HOOPP and Abacus Data reveal women face greater financial challenges in saving for retirement

Rising costs threaten Canadians' retirement security

The 2024 Canadian Retirement Survey by the Healthcare of Ontario Pension Plan (HOOPP) and Abacus Data reveals a bleak retirement outlook for Canadians amidst a rising cost of living and persistent interest rates. 

Women, in particular, struggle to balance daily expenses with saving for retirement.   

The survey, conducted among 2,000 Canadians, found that 22 percent have no savings. Women report lower savings and a reduced capacity to save compared to men, with 49 percent of women having less than $5,000 in savings, compared to 33 percent of men.  

Ivana Zanardo, head of Plan Services at HOOPP, explains that women typically earn less than men, work part-time more often, and take time off for family responsibilities. Rising expenses and prolonged high interest rates exacerbate their retirement insecurity.   

A majority of unretired Canadians, 57 percent, do not feel prepared for retirement. This includes 64 percent of women and 49 percent of men.  

Women are less likely to have sufficient income to save (36 percent compared to 48 percent of men) and are more worried about daily costs (76 percent vs 65 percent) and inflation (69 percent vs 57 percent).  

Women's primary financial concern is affording daily life (57 percent, compared to 49 percent of men), while men focus more on saving for retirement (51 percent vs 46 percent).   

David Coletto, CEO of Abacus Data, observes that Canadians have struggled with inflation and now face high interest rates and increased living costs. A small cut in interest rates may not provide sufficient relief, as Canadians expect rates to continue affecting their ability to save.   

Many Canadians adjust their retirement plans due to financial pressures, with 13 percent of unretired Canadians believing they will never retire and 26 percent planning to work during retirement to support themselves. Financial strain also impacts mental health, particularly among women.  

Women are more likely to feel anxious (51 percent vs 39 percent of men), fearful (50 percent vs 37 percent), frustrated (50 percent vs 42 percent), and sad (46 percent vs 36 percent) about their financial situation.  

They also express greater concern about housing affordability (66 percent vs 51 percent), having enough money for retirement (63 percent vs 52 percent), and mental health (49 percent vs 35 percent).   

Women nearing retirement age face significant challenges, with 36 percent of women aged 55-64 having no savings, compared to 22 percent of men in the same age group. Women aged 35-54 also report higher rates of having no savings (30 percent vs 20 percent of men).   

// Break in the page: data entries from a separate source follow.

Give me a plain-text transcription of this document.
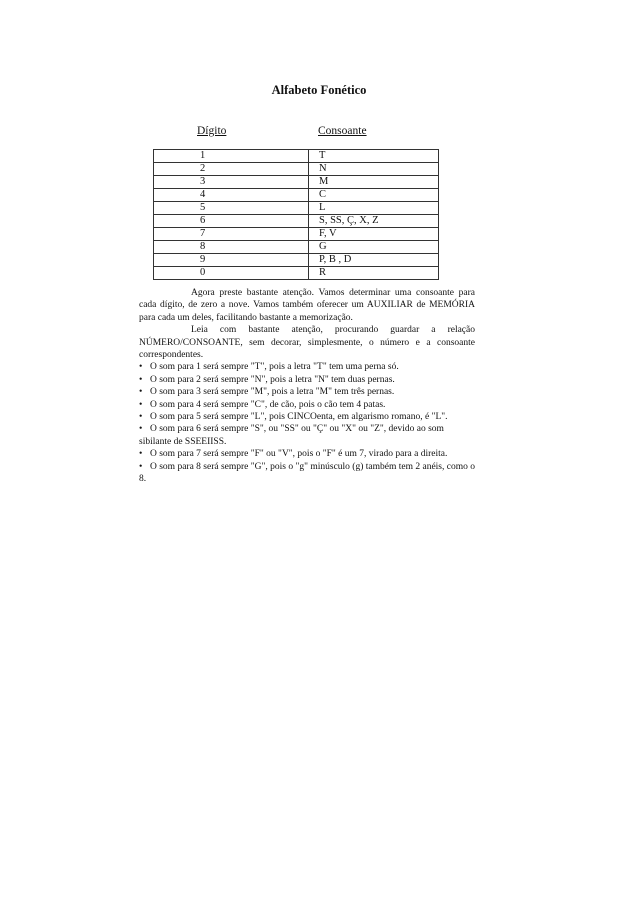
Alfabeto Fonético
Dígito	Consoante
1	T
2	N
3	M
4	C
5	L
6	S, SS, Ç, X, Z
7	F, V
8	G
9	P, B , D
0	R

Agora preste bastante atenção. Vamos determinar uma consoante para cada dígito, de zero a nove. Vamos também oferecer um AUXILIAR de MEMÓRIA para cada um deles, facilitando bastante a memorização.

Leia com bastante atenção, procurando guardar a relação NÚMERO/CONSOANTE, sem decorar, simplesmente, o número e a consoante correspondentes.

• O som para 1 será sempre "T", pois a letra "T" tem uma perna só.
• O som para 2 será sempre "N", pois a letra "N" tem duas pernas.
• O som para 3 será sempre "M", pois a letra "M" tem três pernas.
• O som para 4 será sempre "C", de cão, pois o cão tem 4 patas.
• O som para 5 será sempre "L", pois CINCOenta, em algarismo romano, é "L".
• O som para 6 será sempre "S", ou "SS" ou "Ç" ou "X" ou "Z", devido ao som sibilante de SSEEIISS.
• O som para 7 será sempre "F" ou "V", pois o "F" é um 7, virado para a direita.
• O som para 8 será sempre "G", pois o "g" minúsculo (g) também tem 2 anéis, como o 8.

Nearly half of unretired adults (49 percent) saved nothing for retirement in the past year, and 58 percent of Canadians worry about having enough money for retirement. Despite these concerns, 70 percent of Canadians would trade some salary for a pension or a better pension.   

The survey underscores the importance of good workplace pensions. Almost half of unretired women with a pension (49 percent) feel prepared for retirement, compared to 29 percent without a pension. Among unretired men, 66 percent with a pension feel prepared, compared to 40 percent without. 

Canadians recognize that good workplace pensions benefit the economy, with 77 percent agreeing that without them, the economy will suffer, and 75 percent believing that inadequate pensions will burden taxpayers.   

Zanardo concludes, “Improving access to good workplace pensions can prevent these challenges from further eroding Canadian women’s retirement security. Ultimately, women and all Canadians deserve confidence in their financial future.”